The challenges are exacerbated by enrollment that has been declining for decades and grew even more severe during the pandemic, with families fleeing to the suburbs or choosing to homeschool their children. As a result, some schools are operating at half capacity. Since state funding is based on headcount, the result is more resources going into the maintenance of partially empty buildings and fewer into classrooms.

Even amid falling enrollment, BPS has used continually increasing budgets to prop up under-enrolled schools rather than closing and consolidating them, a decision that will have long-term negative consequences for student outcomes.

A third-party review of BPS’s progress conducted by Ernst and Young (EY) for DESE highlights the district’s progress or lack thereof in several key areas.

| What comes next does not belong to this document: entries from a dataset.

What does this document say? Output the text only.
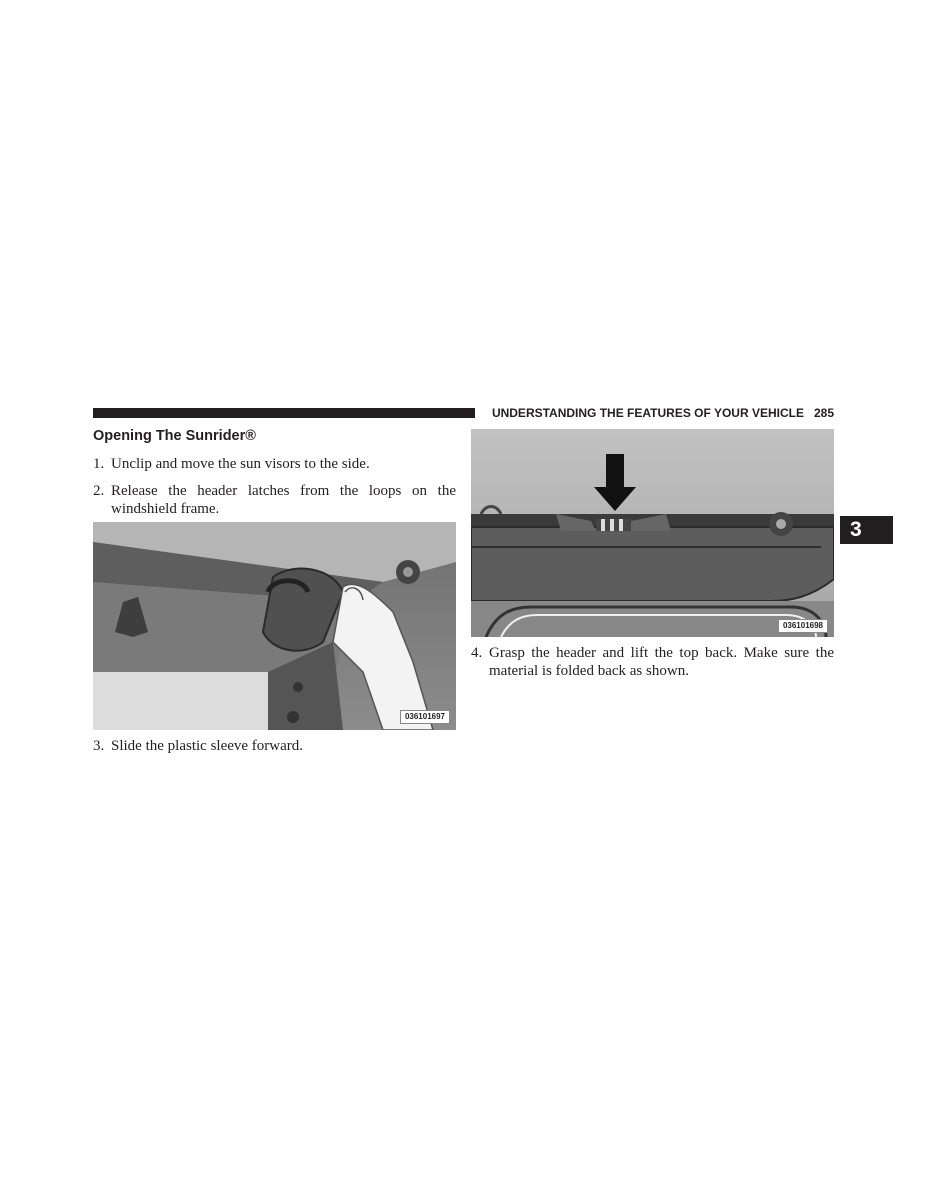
UNDERSTANDING THE FEATURES OF YOUR VEHICLE 285
3
Opening The Sunrider®
1. Unclip and move the sun visors to the side.
2. Release the header latches from the loops on the windshield frame.
036101697
3. Slide the plastic sleeve forward.
036101698
4. Grasp the header and lift the top back. Make sure the material is folded back as shown.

Students with Special Needs

The district has made some progress on practices and procedures for identifying and supporting students with special needs, but oversight and monitoring of Individualized Education Plans for these students remains a problem. Thirty percent of the IEPs reviewed were overdue and needed to be updated, suggesting that implementation of those plans wasn’t being monitored and IEPs were not being reevaluated in a meaningful way.

Student Withdrawals 

There is a lack of data on why students leave BPS. When data are available, there is no process for verifying its accuracy. Of the 100 withdrawals EY reviewed, only 20 included withdrawal-related information.

On-Time Bus Arrivals

EY found that BPS failed to allocate appropriate resources to get students to school safely and on time. In a district of 46,000 students, just one person has responsibility for overseeing and managing bus routes. A random sample revealed that data were missing for 25 percent of planned arrivals.

Recommendations:

  • BPS should move to free up funding for educational priorities by responsibly closing and consolidating under-enrolled schools and streamlining the district’s bloated central office.
  • Given ongoing struggles with monitoring and oversight, the district should make a one-time investment in auditing, updating, and training personnel on district data systems.
  • BPS should reimagine transportation by experimenting with concepts such as transportation grants under which families could choose whether the district buys them a T pass, funds gas purchases, or lets them use alternative transportation services such as HopSkipDrive.